The only Danny Meyer I know was a first baseman with the expansion Seattle Mariners in the late 1970s, with a little pop in his bat, but was moved to the outfield and then to third base as Bruce Bochte proved a better player.

Then again, he started with the Detroit Tigers and briefly had Rusty Staub as a teammate, maybe he picked up some cooking tips. Maybe he learned how to properly prepare Duck a l'(Grand) Orange.

Ryan O said...

I heard Mets fans complaining about Citi on the radio as well as Yankee fans complaining about the difference between their seats this year and last year.

I hate listening to people complain, if you dont like it...DON'T GO. The loudest noise a fan can make is a quiet stadium. (wow deep right?).

In other news i renewed my Mets tickets ONLY because of the new stadium. 1st year of a mortgage sucks!

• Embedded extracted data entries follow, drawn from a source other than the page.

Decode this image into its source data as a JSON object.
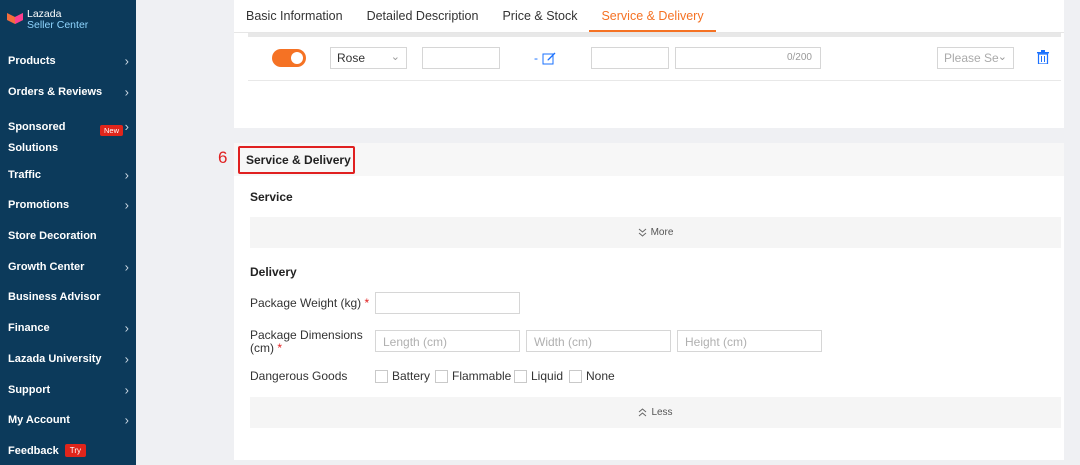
{
  "brand": {
    "line1": "Lazada",
    "line2": "Seller Center"
  },
  "sidebar": {
    "items": [
      {
        "label": "Products",
        "chevron": "›"
      },
      {
        "label": "Orders & Reviews",
        "chevron": "›"
      },
      {
        "label_line1": "Sponsored",
        "label_line2": "Solutions",
        "chevron": "›",
        "badge": "New"
      },
      {
        "label": "Traffic",
        "chevron": "›"
      },
      {
        "label": "Promotions",
        "chevron": "›"
      },
      {
        "label": "Store Decoration"
      },
      {
        "label": "Growth Center",
        "chevron": "›"
      },
      {
        "label": "Business Advisor"
      },
      {
        "label": "Finance",
        "chevron": "›"
      },
      {
        "label": "Lazada University",
        "chevron": "›"
      },
      {
        "label": "Support",
        "chevron": "›"
      },
      {
        "label": "My Account",
        "chevron": "›"
      },
      {
        "label": "Feedback",
        "badge": "Try"
      }
    ]
  },
  "tabs": [
    "Basic Information",
    "Detailed Description",
    "Price & Stock",
    "Service & Delivery"
  ],
  "active_tab": "Service & Delivery",
  "variant_row": {
    "toggle_on": true,
    "color_select": "Rose",
    "dash": "-",
    "counter": "0/200",
    "please_select": "Please Se"
  },
  "step_number": "6",
  "section": {
    "title": "Service & Delivery",
    "service_heading": "Service",
    "more_label": "More",
    "delivery_heading": "Delivery",
    "package_weight_label": "Package Weight (kg)",
    "package_dimensions_label_1": "Package Dimensions",
    "package_dimensions_label_2": "(cm)",
    "required_mark": "*",
    "length_placeholder": "Length (cm)",
    "width_placeholder": "Width (cm)",
    "height_placeholder": "Height (cm)",
    "dangerous_goods_label": "Dangerous Goods",
    "dangerous_goods_options": [
      "Battery",
      "Flammable",
      "Liquid",
      "None"
    ],
    "less_label": "Less"
  },
  "colors": {
    "accent": "#f57224",
    "sidebar_bg": "#0c3a5b",
    "highlight": "#e02020",
    "link_blue": "#1a71ff"
  },
  "icons": [
    "lazada-logo-icon",
    "chevron-right-icon",
    "chevron-down-icon",
    "edit-icon",
    "trash-icon",
    "double-chevron-down-icon",
    "double-chevron-up-icon"
  ]
}
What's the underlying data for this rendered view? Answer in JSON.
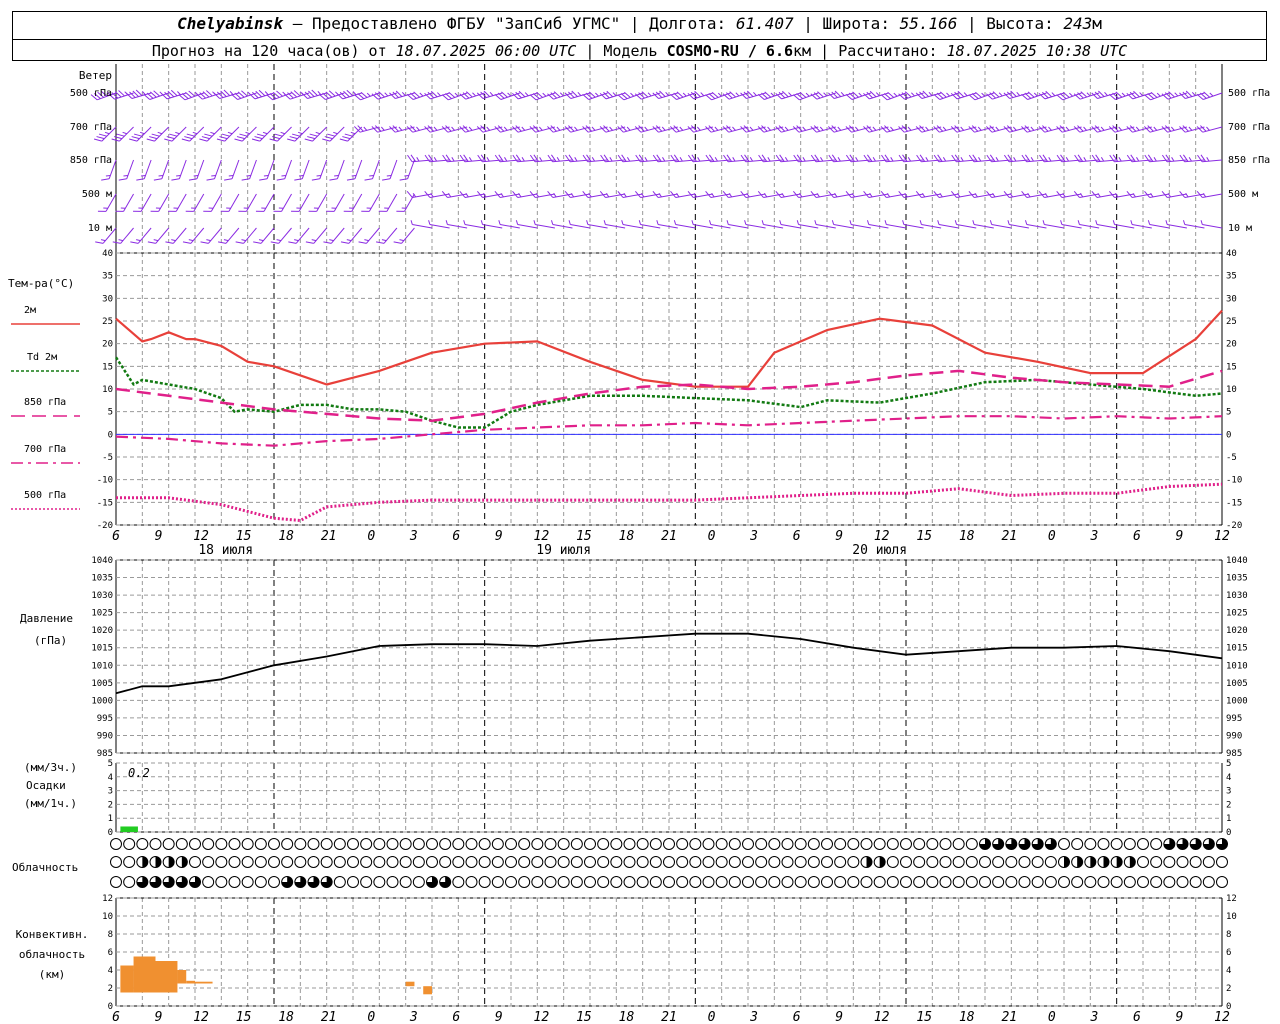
{
  "header": {
    "city": "Chelyabinsk",
    "provider": "Предоставлено ФГБУ \"ЗапСиб УГМС\"",
    "lon_label": "Долгота:",
    "lon": "61.407",
    "lat_label": "Широта:",
    "lat": "55.166",
    "alt_label": "Высота:",
    "alt": "243",
    "alt_unit": "м",
    "forecast_prefix": "Прогноз на 120 часа(ов)  от",
    "forecast_start": "18.07.2025 06:00 UTC",
    "model_label": "Модель",
    "model": "COSMO-RU / 6.6",
    "model_unit": "км",
    "calc_label": "Рассчитано:",
    "calc_time": "18.07.2025 10:38 UTC"
  },
  "colors": {
    "wind": "#8a2be2",
    "t2m": "#e8403a",
    "td2m": "#127a12",
    "t850": "#e0208a",
    "t700": "#e0208a",
    "t500": "#e0208a",
    "pressure": "#000000",
    "precip": "#22cc22",
    "convective": "#f09030",
    "grid": "#9a9a9a",
    "zero_line": "#3030ff"
  },
  "labels": {
    "wind_title": "Ветер",
    "wind_levels": [
      "500 гПа",
      "700 гПа",
      "850 гПа",
      "500 м",
      "10  м"
    ],
    "temp_title": "Тем-ра(°С)",
    "legend": [
      "2м",
      "Td  2м",
      "850 гПа",
      "700 гПа",
      "500 гПа"
    ],
    "pressure_title": "Давление",
    "pressure_unit": "(гПа)",
    "precip_unit_top": "(мм/3ч.)",
    "precip_title": "Осадки",
    "precip_unit_bottom": "(мм/1ч.)",
    "precip_note": "0.2",
    "cloud_title": "Облачность",
    "conv_title": [
      "Конвективн.",
      "облачность",
      "(км)"
    ],
    "days": [
      "18 июля",
      "19 июля",
      "20 июля"
    ],
    "hour_ticks": [
      "6",
      "9",
      "12",
      "15",
      "18",
      "21",
      "0",
      "3",
      "6",
      "9",
      "12",
      "15",
      "18",
      "21",
      "0",
      "3",
      "6",
      "9",
      "12",
      "15",
      "18",
      "21",
      "0",
      "3",
      "6",
      "9",
      "12"
    ]
  },
  "chart_data": [
    {
      "type": "line",
      "title": "Тем-ра(°С)",
      "x_unit": "hours from 18.07.2025 06:00 UTC",
      "ylim": [
        -20,
        40
      ],
      "yticks": [
        -20,
        -15,
        -10,
        -5,
        0,
        5,
        10,
        15,
        20,
        25,
        30,
        35,
        40
      ],
      "series": [
        {
          "name": "2м",
          "x": [
            0,
            3,
            4,
            6,
            8,
            9,
            12,
            15,
            18,
            24,
            30,
            36,
            42,
            48,
            54,
            60,
            66,
            72,
            75,
            81,
            87,
            93,
            99,
            105,
            111,
            117,
            123,
            126
          ],
          "y": [
            25.5,
            20.5,
            21,
            22.5,
            21,
            21,
            19.5,
            16,
            15,
            11,
            14,
            18,
            20,
            20.5,
            16,
            12,
            10.5,
            10.5,
            18,
            23,
            25.5,
            24,
            18,
            16,
            13.5,
            13.5,
            21,
            27.3
          ]
        },
        {
          "name": "Td  2м",
          "x": [
            0,
            2,
            3,
            6,
            9,
            12,
            13.5,
            15,
            18,
            21,
            24,
            27,
            30,
            33,
            36,
            39,
            42,
            45,
            48,
            54,
            60,
            66,
            72,
            78,
            81,
            87,
            93,
            99,
            105,
            111,
            117,
            123,
            126
          ],
          "y": [
            17,
            11,
            12,
            11,
            10,
            8,
            5,
            5.5,
            5,
            6.5,
            6.5,
            5.5,
            5.5,
            5,
            3,
            1.5,
            1.5,
            5,
            6.5,
            8.5,
            8.5,
            8,
            7.5,
            6,
            7.5,
            7,
            9,
            11.5,
            12,
            11,
            10,
            8.5,
            9
          ]
        },
        {
          "name": "850 гПа",
          "x": [
            0,
            6,
            12,
            18,
            24,
            30,
            36,
            42,
            48,
            54,
            60,
            66,
            72,
            78,
            84,
            90,
            96,
            102,
            108,
            114,
            120,
            126
          ],
          "y": [
            10,
            8.5,
            7,
            5.5,
            4.5,
            3.5,
            3,
            4.5,
            7,
            9,
            10.5,
            11,
            10,
            10.5,
            11.5,
            13,
            14,
            12.5,
            11.5,
            11,
            10.5,
            14
          ]
        },
        {
          "name": "700 гПа",
          "x": [
            0,
            6,
            12,
            18,
            24,
            30,
            36,
            42,
            48,
            54,
            60,
            66,
            72,
            78,
            84,
            90,
            96,
            102,
            108,
            114,
            120,
            126
          ],
          "y": [
            -0.5,
            -1,
            -2,
            -2.5,
            -1.5,
            -1,
            0,
            1,
            1.5,
            2,
            2,
            2.5,
            2,
            2.5,
            3,
            3.5,
            4,
            4,
            3.5,
            4,
            3.5,
            4
          ]
        },
        {
          "name": "500 гПа",
          "x": [
            0,
            6,
            12,
            18,
            21,
            24,
            30,
            36,
            42,
            48,
            54,
            60,
            66,
            72,
            78,
            84,
            90,
            96,
            102,
            108,
            114,
            120,
            126
          ],
          "y": [
            -14,
            -14,
            -15.5,
            -18.5,
            -19,
            -16,
            -15,
            -14.5,
            -14.5,
            -14.5,
            -14.5,
            -14.5,
            -14.5,
            -14,
            -13.5,
            -13,
            -13,
            -12,
            -13.5,
            -13,
            -13,
            -11.5,
            -11
          ]
        }
      ]
    },
    {
      "type": "line",
      "title": "Давление",
      "x_unit": "hours from 18.07.2025 06:00 UTC",
      "ylim": [
        985,
        1040
      ],
      "yticks": [
        985,
        990,
        995,
        1000,
        1005,
        1010,
        1015,
        1020,
        1025,
        1030,
        1035,
        1040
      ],
      "series": [
        {
          "name": "Давление",
          "x": [
            0,
            3,
            6,
            12,
            18,
            24,
            30,
            36,
            42,
            48,
            54,
            60,
            66,
            72,
            78,
            84,
            90,
            96,
            102,
            108,
            114,
            120,
            126
          ],
          "y": [
            1002,
            1004,
            1004,
            1006,
            1010,
            1012.5,
            1015.5,
            1016,
            1016,
            1015.5,
            1017,
            1018,
            1019,
            1019,
            1017.5,
            1015,
            1013,
            1014,
            1015,
            1015,
            1015.5,
            1014,
            1012
          ]
        }
      ]
    },
    {
      "type": "bar",
      "title": "Осадки",
      "x_unit": "hours from 18.07.2025 06:00 UTC",
      "ylim": [
        0,
        5
      ],
      "yticks": [
        0,
        1,
        2,
        3,
        4,
        5
      ],
      "series": [
        {
          "name": "мм/3ч",
          "x": [
            1.5
          ],
          "values": [
            0.2
          ]
        }
      ]
    },
    {
      "type": "bar",
      "title": "Конвективн. облачность (км)",
      "x_unit": "hours from 18.07.2025 06:00 UTC",
      "ylim": [
        0,
        12
      ],
      "yticks": [
        0,
        2,
        4,
        6,
        8,
        10,
        12
      ],
      "series": [
        {
          "name": "Конвективн. облачность",
          "bars": [
            {
              "x0": 0.5,
              "x1": 2,
              "bottom": 1.5,
              "top": 4.5
            },
            {
              "x0": 2,
              "x1": 4.5,
              "bottom": 1.5,
              "top": 5.5
            },
            {
              "x0": 4.5,
              "x1": 7,
              "bottom": 1.5,
              "top": 5
            },
            {
              "x0": 7,
              "x1": 8,
              "bottom": 2.5,
              "top": 4
            },
            {
              "x0": 8,
              "x1": 9,
              "bottom": 2.5,
              "top": 2.8
            },
            {
              "x0": 9,
              "x1": 11,
              "bottom": 2.5,
              "top": 2.7
            },
            {
              "x0": 33,
              "x1": 34,
              "bottom": 2.2,
              "top": 2.7
            },
            {
              "x0": 35,
              "x1": 36,
              "bottom": 1.3,
              "top": 2.2
            }
          ]
        }
      ]
    }
  ],
  "wind_rows": [
    {
      "level": "500 гПа",
      "speed": [
        20,
        20,
        22,
        22,
        22,
        22,
        25,
        25,
        25,
        25,
        25,
        25,
        25,
        25,
        25,
        25,
        25,
        25,
        25,
        25,
        25,
        25,
        28,
        28,
        28,
        28,
        28,
        28,
        28,
        28,
        28,
        28,
        28,
        28,
        28,
        28,
        28,
        28,
        28,
        28,
        28,
        28,
        25,
        25,
        25,
        25,
        25,
        25,
        25,
        25,
        25,
        25,
        25,
        25,
        25,
        25,
        25,
        25,
        25,
        25,
        25,
        25,
        25,
        25,
        25,
        25,
        25,
        25,
        25,
        25,
        25,
        25,
        25,
        25,
        25,
        25,
        25,
        25,
        25,
        25,
        25,
        25,
        25,
        25,
        25,
        25,
        25,
        25,
        25,
        25,
        25,
        25,
        25,
        25,
        25,
        25,
        25,
        25,
        25,
        25,
        25,
        25,
        25,
        25,
        25,
        25,
        25,
        25,
        25,
        25,
        25,
        25,
        25,
        25,
        25,
        25,
        25,
        25,
        25,
        25,
        25,
        25,
        25,
        25,
        25,
        25,
        25
      ]
    },
    {
      "level": "700 гПа",
      "speed": [
        15
      ]
    },
    {
      "level": "850 гПа",
      "speed": [
        10
      ]
    },
    {
      "level": "500 м",
      "speed": [
        10
      ]
    },
    {
      "level": "10  м",
      "speed": [
        5
      ]
    }
  ],
  "cloud_rows": [
    {
      "level": "upper",
      "cover": [
        0,
        0,
        0,
        0,
        0,
        0,
        0,
        0,
        0,
        0,
        0,
        0,
        0,
        0,
        0,
        0,
        0,
        0,
        0,
        0,
        0,
        0,
        0,
        0,
        0,
        0,
        0,
        0,
        0,
        0,
        0,
        0,
        0,
        0,
        0,
        0,
        0,
        0,
        0,
        0,
        0,
        0,
        0,
        0,
        0,
        0,
        0,
        0,
        0,
        0,
        0,
        0,
        0,
        0,
        0,
        0,
        0,
        0,
        0,
        0,
        0,
        0,
        0,
        0,
        0,
        0,
        0,
        0,
        0,
        0,
        0,
        0,
        0,
        0,
        0,
        0,
        0,
        0,
        0,
        0,
        0,
        0,
        0,
        0,
        0,
        0,
        0,
        0,
        0,
        0,
        0,
        0,
        0,
        0,
        0,
        0,
        0,
        0,
        0,
        0,
        0,
        0,
        0,
        0,
        0,
        0,
        0,
        0,
        0,
        0,
        0,
        0,
        0,
        0,
        0,
        0,
        0,
        0,
        0,
        0,
        0,
        0,
        0,
        0,
        0,
        0
      ]
    },
    {
      "level": "middle",
      "cover": [
        0
      ]
    },
    {
      "level": "lower",
      "cover": [
        0
      ]
    }
  ]
}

I will let you know what I think, my first game is tonight.

Anonymous said...

I think the Yankees, while never able to satisy everyone, did right by their fans in attempting to give access to the stadium FOR THE GAME, at almost every price point. They could very easily have made the bleachers 50 a pop and never looked back.

Anonymous said...

There's plenty of different foods at the Stadium ..accessible to all so I don't know what that is all about that it's only for the chosen few? I've been to the Stadium and it's amazing. I have Grandstand seats and the view was really nice ...much to my surprise after hearing so much griping. People just love to complain which is pretty sad. The only thing I would have preferred is that the retired numbers were visible instead of behind the centerfield wall. Everything else was really a pleasure and the workers were pleasant and very helpful. I don't know how long it will last but while I was there it seemed the Stadium was competing with Disney World for the happiest place on earth. In the end ...the best thing about the Stadium will be the Yankees and hopefully a 27th World Championship.

Go Yankees 2009 !!!

Lisa Swan said...

I disagree that the Stadium "could very easily have made the bleachers 50 a pop and never looked back."

Give them another season - I won't be surprised if they try that for next year!

"Nutball Gazette" said...

If the Yankees do not make the playoffs and win at least one round and if the economy continues to worsen They will have trouble selling many tickets for the 2010 season and beyond.